To deal with this issue NVIDIA has applied a solution called Adaptive VSync. In the series 300 drivers the feature will be integrated, minimizing that stuttering effect. When the frame rate drops below 60 FPS, the adaptive VSYNC technology automatically disables VSYNC allowing frame rates to run at that natural state, effectively reducing stutter. Once framerates return to 60 FPS Adaptive VSync turns VSYNC back on to reduce tearing.
This feature will be optional in the upcoming GeForce series 300 drivers, not a default.
NVENC
NVENC a dedicated graphics encoder engine that incorporates a new hardware based H.264 video encoder inside the GPU. In the past this functionality was managed over the shader processor cores yet with the introduction of Kepler some extra core logic has been added dedicated to this function.

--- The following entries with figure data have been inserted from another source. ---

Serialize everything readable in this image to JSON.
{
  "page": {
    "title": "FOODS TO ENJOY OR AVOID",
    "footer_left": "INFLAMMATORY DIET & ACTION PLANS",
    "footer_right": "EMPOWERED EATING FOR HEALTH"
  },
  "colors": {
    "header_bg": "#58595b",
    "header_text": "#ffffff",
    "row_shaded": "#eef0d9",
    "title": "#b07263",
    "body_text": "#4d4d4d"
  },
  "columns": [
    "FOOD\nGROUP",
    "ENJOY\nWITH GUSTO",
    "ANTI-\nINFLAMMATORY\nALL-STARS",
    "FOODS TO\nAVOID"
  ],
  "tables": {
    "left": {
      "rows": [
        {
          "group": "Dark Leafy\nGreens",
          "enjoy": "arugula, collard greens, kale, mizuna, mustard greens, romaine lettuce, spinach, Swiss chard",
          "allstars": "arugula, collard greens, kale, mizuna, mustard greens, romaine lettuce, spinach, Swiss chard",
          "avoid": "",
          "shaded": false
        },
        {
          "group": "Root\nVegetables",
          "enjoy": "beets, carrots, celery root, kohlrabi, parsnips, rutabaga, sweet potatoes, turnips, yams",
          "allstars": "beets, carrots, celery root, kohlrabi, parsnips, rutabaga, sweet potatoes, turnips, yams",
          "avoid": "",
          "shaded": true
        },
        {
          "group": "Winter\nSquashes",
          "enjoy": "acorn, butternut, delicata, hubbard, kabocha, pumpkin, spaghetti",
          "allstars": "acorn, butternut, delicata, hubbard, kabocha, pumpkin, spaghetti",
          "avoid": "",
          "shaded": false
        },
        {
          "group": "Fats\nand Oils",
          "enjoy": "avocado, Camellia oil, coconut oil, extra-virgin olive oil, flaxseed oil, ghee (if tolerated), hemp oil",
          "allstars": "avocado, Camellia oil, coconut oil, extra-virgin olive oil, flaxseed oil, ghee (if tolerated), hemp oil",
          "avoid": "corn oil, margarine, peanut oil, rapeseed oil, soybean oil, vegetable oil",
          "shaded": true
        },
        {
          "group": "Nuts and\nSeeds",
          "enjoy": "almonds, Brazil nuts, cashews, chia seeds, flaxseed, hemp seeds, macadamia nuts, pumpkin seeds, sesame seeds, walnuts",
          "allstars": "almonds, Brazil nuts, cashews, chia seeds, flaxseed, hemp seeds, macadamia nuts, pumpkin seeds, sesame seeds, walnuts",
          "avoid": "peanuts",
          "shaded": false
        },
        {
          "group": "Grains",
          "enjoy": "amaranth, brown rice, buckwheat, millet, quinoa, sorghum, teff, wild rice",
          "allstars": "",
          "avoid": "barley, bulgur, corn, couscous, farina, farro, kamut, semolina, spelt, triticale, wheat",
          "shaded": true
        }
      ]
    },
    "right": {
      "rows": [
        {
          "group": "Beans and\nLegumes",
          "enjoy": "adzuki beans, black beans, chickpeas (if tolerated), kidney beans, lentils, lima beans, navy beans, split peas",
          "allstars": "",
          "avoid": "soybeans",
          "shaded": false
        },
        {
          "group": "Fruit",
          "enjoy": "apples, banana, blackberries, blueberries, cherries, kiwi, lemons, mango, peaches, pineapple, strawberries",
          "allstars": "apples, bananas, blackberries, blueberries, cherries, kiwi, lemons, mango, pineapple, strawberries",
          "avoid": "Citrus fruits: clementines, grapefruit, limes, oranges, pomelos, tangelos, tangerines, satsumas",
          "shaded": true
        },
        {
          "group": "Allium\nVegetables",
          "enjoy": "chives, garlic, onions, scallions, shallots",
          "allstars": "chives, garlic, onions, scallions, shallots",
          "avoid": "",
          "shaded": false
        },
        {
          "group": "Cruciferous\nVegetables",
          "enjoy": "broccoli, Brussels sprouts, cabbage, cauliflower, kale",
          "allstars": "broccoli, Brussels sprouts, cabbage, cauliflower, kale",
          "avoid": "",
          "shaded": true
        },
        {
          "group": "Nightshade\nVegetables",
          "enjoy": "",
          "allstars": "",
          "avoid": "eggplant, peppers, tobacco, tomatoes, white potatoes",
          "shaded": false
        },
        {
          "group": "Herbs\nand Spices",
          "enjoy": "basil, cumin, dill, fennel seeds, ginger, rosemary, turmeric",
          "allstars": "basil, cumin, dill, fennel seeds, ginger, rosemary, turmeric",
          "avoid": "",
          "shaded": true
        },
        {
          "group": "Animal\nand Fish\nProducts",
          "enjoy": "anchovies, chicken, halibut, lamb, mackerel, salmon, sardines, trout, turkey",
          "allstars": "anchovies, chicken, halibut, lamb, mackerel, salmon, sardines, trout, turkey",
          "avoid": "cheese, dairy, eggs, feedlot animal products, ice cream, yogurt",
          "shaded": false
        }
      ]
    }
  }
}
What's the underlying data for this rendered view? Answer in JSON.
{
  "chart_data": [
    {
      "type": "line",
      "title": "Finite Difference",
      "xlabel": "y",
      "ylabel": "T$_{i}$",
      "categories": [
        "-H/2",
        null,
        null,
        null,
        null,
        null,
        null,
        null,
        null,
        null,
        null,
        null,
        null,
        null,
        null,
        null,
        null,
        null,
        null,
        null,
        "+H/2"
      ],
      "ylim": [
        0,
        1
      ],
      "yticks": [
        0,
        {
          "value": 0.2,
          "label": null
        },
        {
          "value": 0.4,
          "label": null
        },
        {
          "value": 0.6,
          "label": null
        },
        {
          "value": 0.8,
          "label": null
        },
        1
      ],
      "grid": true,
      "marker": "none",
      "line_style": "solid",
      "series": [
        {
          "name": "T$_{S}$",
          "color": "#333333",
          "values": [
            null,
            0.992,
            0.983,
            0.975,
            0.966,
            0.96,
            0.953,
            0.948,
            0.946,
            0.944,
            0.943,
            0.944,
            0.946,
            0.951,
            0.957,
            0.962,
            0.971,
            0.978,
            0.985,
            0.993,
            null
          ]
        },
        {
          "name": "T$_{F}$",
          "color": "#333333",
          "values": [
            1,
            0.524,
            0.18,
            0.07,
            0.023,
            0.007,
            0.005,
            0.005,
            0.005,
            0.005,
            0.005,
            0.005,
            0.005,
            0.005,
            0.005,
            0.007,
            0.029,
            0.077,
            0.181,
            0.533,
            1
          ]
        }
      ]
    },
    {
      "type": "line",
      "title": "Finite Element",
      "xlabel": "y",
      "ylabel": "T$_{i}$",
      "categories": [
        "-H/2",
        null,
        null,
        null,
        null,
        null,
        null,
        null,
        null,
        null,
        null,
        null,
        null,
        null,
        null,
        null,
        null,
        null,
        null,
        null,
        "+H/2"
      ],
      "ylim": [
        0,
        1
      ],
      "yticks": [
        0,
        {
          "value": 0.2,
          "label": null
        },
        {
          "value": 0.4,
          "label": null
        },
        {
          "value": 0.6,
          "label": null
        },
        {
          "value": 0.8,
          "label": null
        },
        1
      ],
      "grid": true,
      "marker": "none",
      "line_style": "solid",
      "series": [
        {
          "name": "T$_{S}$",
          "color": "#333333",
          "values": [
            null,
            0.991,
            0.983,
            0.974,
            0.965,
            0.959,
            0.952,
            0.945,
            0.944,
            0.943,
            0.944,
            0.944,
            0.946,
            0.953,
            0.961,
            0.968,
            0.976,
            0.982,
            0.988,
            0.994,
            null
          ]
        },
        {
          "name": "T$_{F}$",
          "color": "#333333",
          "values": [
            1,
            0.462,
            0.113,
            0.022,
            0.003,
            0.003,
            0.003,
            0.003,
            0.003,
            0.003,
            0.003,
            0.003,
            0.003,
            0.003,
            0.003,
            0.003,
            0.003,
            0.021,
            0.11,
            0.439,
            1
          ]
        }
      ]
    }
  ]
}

Nothing that new you might think but hardware 1080p encoding is now an option at 4 to 8x in real-time. The supported format here follows the traditional Blu-ray standard which is H.264 high profile 4.1 encoding as well as Multi-view video encoding for stereoscopic encoding. Actually up-to 4096x4096 encode is supported.
Above you can see Cyberlink Espresso with NVENC enabled and crunching our standard test. We tested and got some results
Now it's not that your processors can't handle this, but the big benefit of encoding over the GPU is saving watts and thus power consumption, big-time. Try to imagine the possibilities here with transcoding, video editing but also think in terms of videoconferencing and heck why not, wireless display technology.
Now above, you can find the results of this test. In this test we transcode a 200 MB AVCHD 1920x1080i media file to MP4 binary (YouTube format). This measurement is in seconds needed for the process, thus lower = better.
This quick chart is an indication as the different software revisions in-between the Espresso software and could differ a tiny bit. The same testing methodology and video files have been used of course. So where a Core i7 3960X takes 36 seconds to transcode the media file (raw over the processor) we can now have the same workload done in 12 seconds, as that was the result with NVENC. Very impressive, it's roughly twice as fast as a GTX 580 with CUDA transcoding and roughly a third faster then a Core i7 2600K with QuickSync enabled as hardware accelerator. The one thing we could not define however... was image quality. So further testing will need to show how we are doing quality wise.
And yes I kept an eye on it -- transcoding over the CPU resulted into a power draw of roughly 300 Watt for the entire PC, and just 190 Watt when run over the GeForce GTX 680 (entire PC measured). So NVENC not only saves heaps of time, it saves on power very much.